Engineers are still unsure exactly why the elevator stopped working; some suggest that it might have had something to do with the amount of humans that occupied the area.

“Three hundred is totally not that packed,” counters a passerby, Sarah Goldberg, herself a seasoned elevator rider, “taking the elevator is kind of like seminary; you know you gonna get really close to everyone, really fast…it probably [broke] because every single floor was pressed.”

It was at 8:55 am, only five minutes before the first 9 am class slot, when the rogue elevator stopped on the first floor, the fluorescent red arrow indicating that it would be descending to the basement floor to pick up students who were finishing their breakfast at the caf. The other two elevators were both at floors in the double digits, so those waiting decided to take the elevator down to guarantee themselves a space.

Once at the basement floor, the next crowd of students trudged in, but each time the elevator doors threatened to close, another two or three bravely stuck in a limb to open the doors in hopes of securing a ride to their next class, juggling half-filled coffee cups and stalwartly attempting to protect their NuGo bars from getting sqished. By the time the doors had finally closed, all buttons had been pressed, but the elevator did not budge.

“At first it was really quiet,” explains intrepid survivor, Chani Cohen, “then the elevator broke down and it was still pretty quiet. We were all just waiting.” The quiet lasted until one student, whose name she wishes to remain undisclosed, broke the silence and stated that “[we] pay the same tuition as Columbia, like, we should have working elevators.” Others followed suit with similar complaints until the small space began to run out of oxygen.

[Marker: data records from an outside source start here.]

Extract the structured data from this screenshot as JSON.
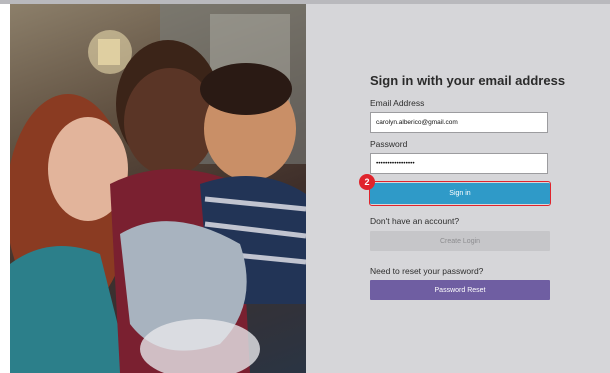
{
  "form": {
    "title": "Sign in with your email address",
    "email_label": "Email Address",
    "email_value": "carolyn.alberico@gmail.com",
    "password_label": "Password",
    "password_value": "•••••••••••••••••",
    "signin_label": "Sign in",
    "no_account_text": "Don't have an account?",
    "create_login_label": "Create Login",
    "reset_prompt_text": "Need to reset your password?",
    "reset_button_label": "Password Reset"
  },
  "annotation": {
    "step_number": "2",
    "highlight_color": "#e0242c"
  },
  "colors": {
    "signin_button": "#2f9ac8",
    "reset_button": "#6f5ea2",
    "create_button": "#c6c6c9",
    "panel_background": "#d6d6d9"
  }
}
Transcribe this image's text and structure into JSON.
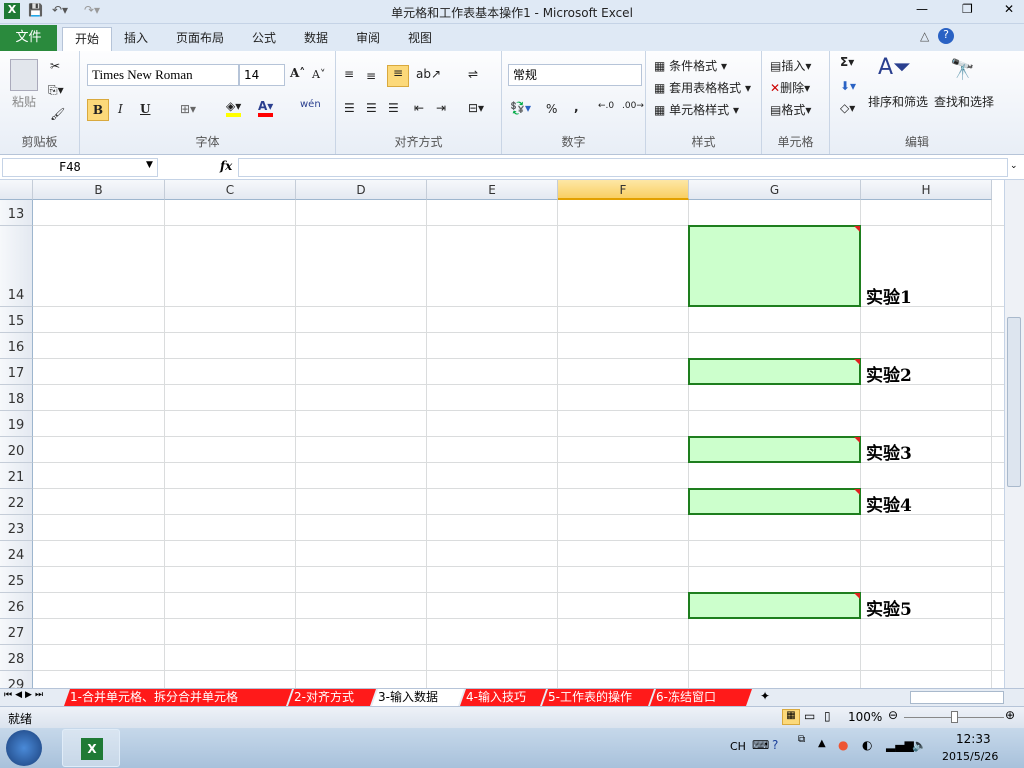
{
  "window": {
    "title": "单元格和工作表基本操作1 - Microsoft Excel"
  },
  "ribbon_tabs": [
    "文件",
    "开始",
    "插入",
    "页面布局",
    "公式",
    "数据",
    "审阅",
    "视图"
  ],
  "ribbon": {
    "clipboard": {
      "label": "剪贴板",
      "paste": "粘贴"
    },
    "font": {
      "label": "字体",
      "name": "Times New Roman",
      "size": "14",
      "bold": "B",
      "italic": "I",
      "underline": "U",
      "phonetic": "wén"
    },
    "alignment": {
      "label": "对齐方式"
    },
    "number": {
      "label": "数字",
      "format": "常规",
      "percent": "%",
      "comma": ","
    },
    "styles": {
      "label": "样式",
      "items": [
        "条件格式",
        "套用表格格式",
        "单元格样式"
      ]
    },
    "cells": {
      "label": "单元格",
      "items": [
        "插入",
        "删除",
        "格式"
      ]
    },
    "editing": {
      "label": "编辑",
      "sort": "排序和筛选",
      "find": "查找和选择"
    }
  },
  "formula_bar": {
    "name_box": "F48",
    "fx": "fx",
    "value": ""
  },
  "columns": [
    "B",
    "C",
    "D",
    "E",
    "F",
    "G",
    "H"
  ],
  "selected_column": "F",
  "rows": [
    "13",
    "14",
    "15",
    "16",
    "17",
    "18",
    "19",
    "20",
    "21",
    "22",
    "23",
    "24",
    "25",
    "26",
    "27",
    "28",
    "29"
  ],
  "cells": [
    {
      "row": "14",
      "label": "实验1"
    },
    {
      "row": "17",
      "label": "实验2"
    },
    {
      "row": "20",
      "label": "实验3"
    },
    {
      "row": "22",
      "label": "实验4"
    },
    {
      "row": "26",
      "label": "实验5"
    }
  ],
  "sheets": [
    "1-合并单元格、拆分合并单元格",
    "2-对齐方式",
    "3-输入数据",
    "4-输入技巧",
    "5-工作表的操作",
    "6-冻结窗口"
  ],
  "active_sheet": "3-输入数据",
  "status": {
    "ready": "就绪",
    "zoom": "100%"
  },
  "taskbar": {
    "lang": "CH",
    "time": "12:33",
    "date": "2015/5/26"
  },
  "colors": {
    "cell_fill": "#ccffcc",
    "cell_border": "#1e7e1e",
    "sheet_tab": "#ff1a1a",
    "file_tab": "#2a8a3d"
  }
}
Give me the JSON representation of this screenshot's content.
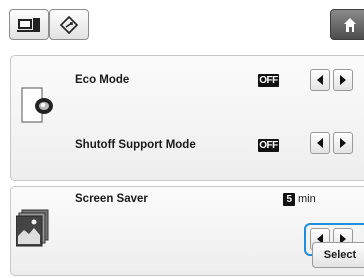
{
  "toolbar": {
    "buttons": [
      {
        "icon": "embroidery-machine-icon"
      },
      {
        "icon": "settings-diamond-icon"
      },
      {
        "icon": "home-icon"
      }
    ]
  },
  "settings": {
    "eco_mode": {
      "label": "Eco Mode",
      "value": "OFF"
    },
    "shutoff_support_mode": {
      "label": "Shutoff Support Mode",
      "value": "OFF"
    },
    "screen_saver": {
      "label": "Screen Saver",
      "value": "5",
      "unit": "min",
      "select_label": "Select"
    }
  },
  "colors": {
    "highlight": "#1e8fe0",
    "home_button": "#5a5a5a"
  }
}
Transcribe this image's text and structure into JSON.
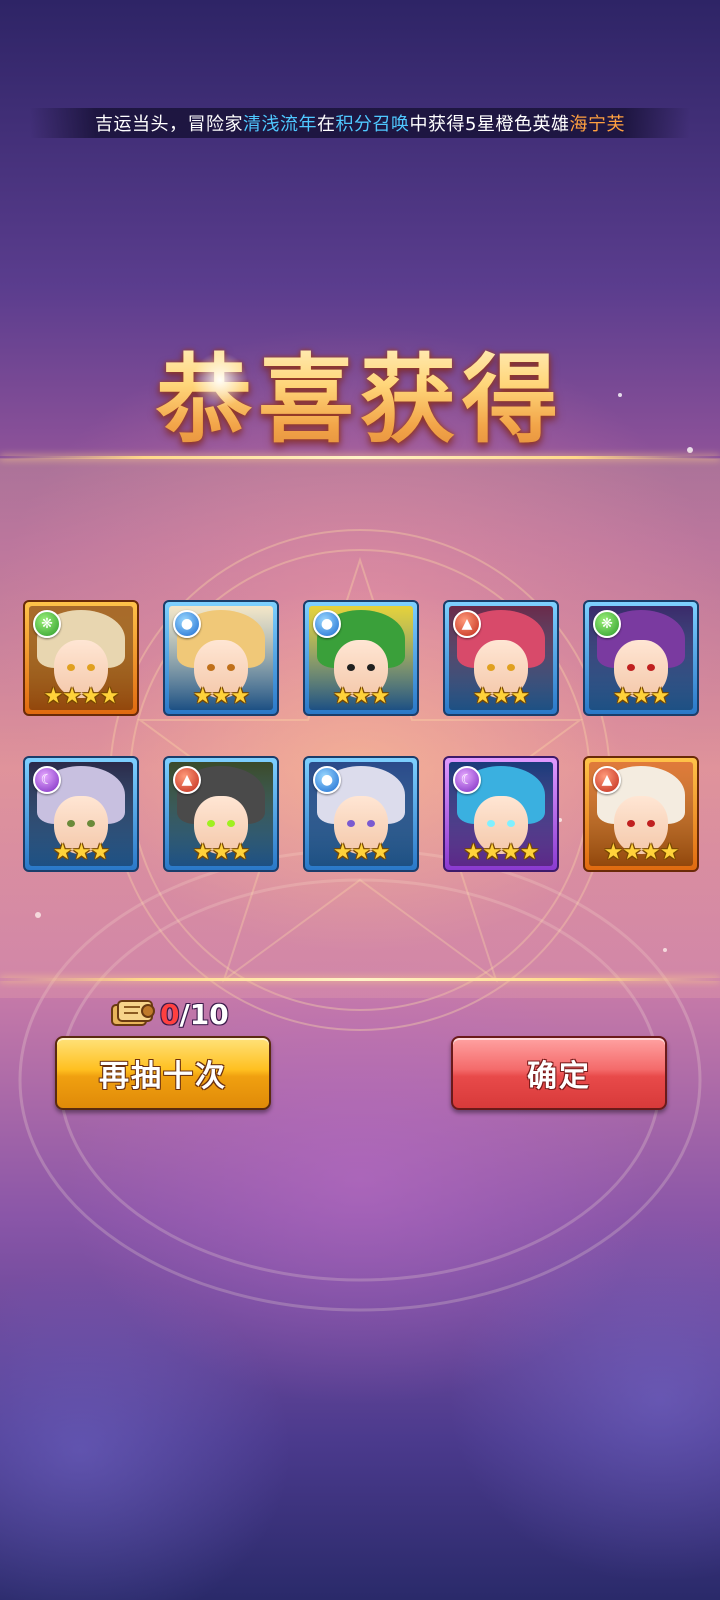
{
  "broadcast": {
    "prefix": "吉运当头，冒险家",
    "player_name": "清浅流年",
    "mid1": "在",
    "pool_name": "积分召唤",
    "mid2": "中获得5星橙色英雄",
    "hero_name": "海宁芙"
  },
  "title": "恭喜获得",
  "heroes": [
    {
      "element": "wind",
      "element_icon": "wind-icon",
      "frame": "orange",
      "stars": 4,
      "stars_text": "★★★★",
      "hair": "#e8d6b0",
      "eyes": "#e0a020",
      "bg": "#a86a2a"
    },
    {
      "element": "water",
      "element_icon": "water-drop-icon",
      "frame": "blue",
      "stars": 3,
      "stars_text": "★★★",
      "hair": "#f0c878",
      "eyes": "#c0701a",
      "bg": "#f4e6c8"
    },
    {
      "element": "water",
      "element_icon": "water-drop-icon",
      "frame": "blue",
      "stars": 3,
      "stars_text": "★★★",
      "hair": "#3aa03a",
      "eyes": "#202020",
      "bg": "#e6d23a"
    },
    {
      "element": "fire",
      "element_icon": "fire-icon",
      "frame": "blue",
      "stars": 3,
      "stars_text": "★★★",
      "hair": "#d84a6a",
      "eyes": "#e0a020",
      "bg": "#6a2a4a"
    },
    {
      "element": "wind",
      "element_icon": "wind-icon",
      "frame": "blue",
      "stars": 3,
      "stars_text": "★★★",
      "hair": "#7a3aa0",
      "eyes": "#c02020",
      "bg": "#3a2a6a"
    },
    {
      "element": "dark",
      "element_icon": "moon-icon",
      "frame": "blue",
      "stars": 3,
      "stars_text": "★★★",
      "hair": "#c8c0e0",
      "eyes": "#6a8a3a",
      "bg": "#2a2a4a"
    },
    {
      "element": "fire",
      "element_icon": "fire-icon",
      "frame": "blue",
      "stars": 3,
      "stars_text": "★★★",
      "hair": "#4a4a4a",
      "eyes": "#a0f020",
      "bg": "#3a4a2a"
    },
    {
      "element": "water",
      "element_icon": "water-drop-icon",
      "frame": "blue",
      "stars": 3,
      "stars_text": "★★★",
      "hair": "#dcdcec",
      "eyes": "#7a5ad0",
      "bg": "#2a4a8a"
    },
    {
      "element": "dark",
      "element_icon": "moon-icon",
      "frame": "purple",
      "stars": 4,
      "stars_text": "★★★★",
      "hair": "#3ab0e0",
      "eyes": "#80f0ff",
      "bg": "#1a3a7a"
    },
    {
      "element": "fire",
      "element_icon": "fire-icon",
      "frame": "orange",
      "stars": 4,
      "stars_text": "★★★★",
      "hair": "#f4ece0",
      "eyes": "#c02020",
      "bg": "#e07a3a"
    }
  ],
  "counter": {
    "icon": "ticket-scroll-icon",
    "used": "0",
    "total": "/10"
  },
  "buttons": {
    "draw_again": "再抽十次",
    "confirm": "确定"
  }
}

There were approximately 100 pre-med students within the confines of the elevator who had a biochem midterm the following period, so they rationed the remaining oxygen to go over Mintzer’s test bank questions one more time, using what very well may have been their final breaths.

After several minutes of listening to the many iterations of carbon structures, three students in the back began to panic. The resulting frenzy quickly spread throughout the rest of the elevator. “I wasn’t sure why everyone else was freaking out,” wonders the instigator of the tumult, Avital Weinberg. “I had just found out that a girl from my grade just got engaged, so obviously I was super happy for her, but there’s no way she told all those people before she told me.”

It was then that the elevator began to move along its regular path: first floor, basement, first floor, and so forth. “I only had to go to the second floor, but the door was open, so I just slipped in after I grabbed some coffee in the caf,” admitted student Shira Levy, smoothing out her pristine workout jacket. “I had no idea that the elevator would take a longer amount of time than the stairs.

Several survivors recounted that there had been one male professor in the elevator, forcing the three hundred student into the other half of the elevator’s standing space. He was not available for immediate questioning, but convulsed when the topic was later brought up. “I’ve seen some things,” he offered, “but that amount of simultaneous politeness and discomfort…never again.”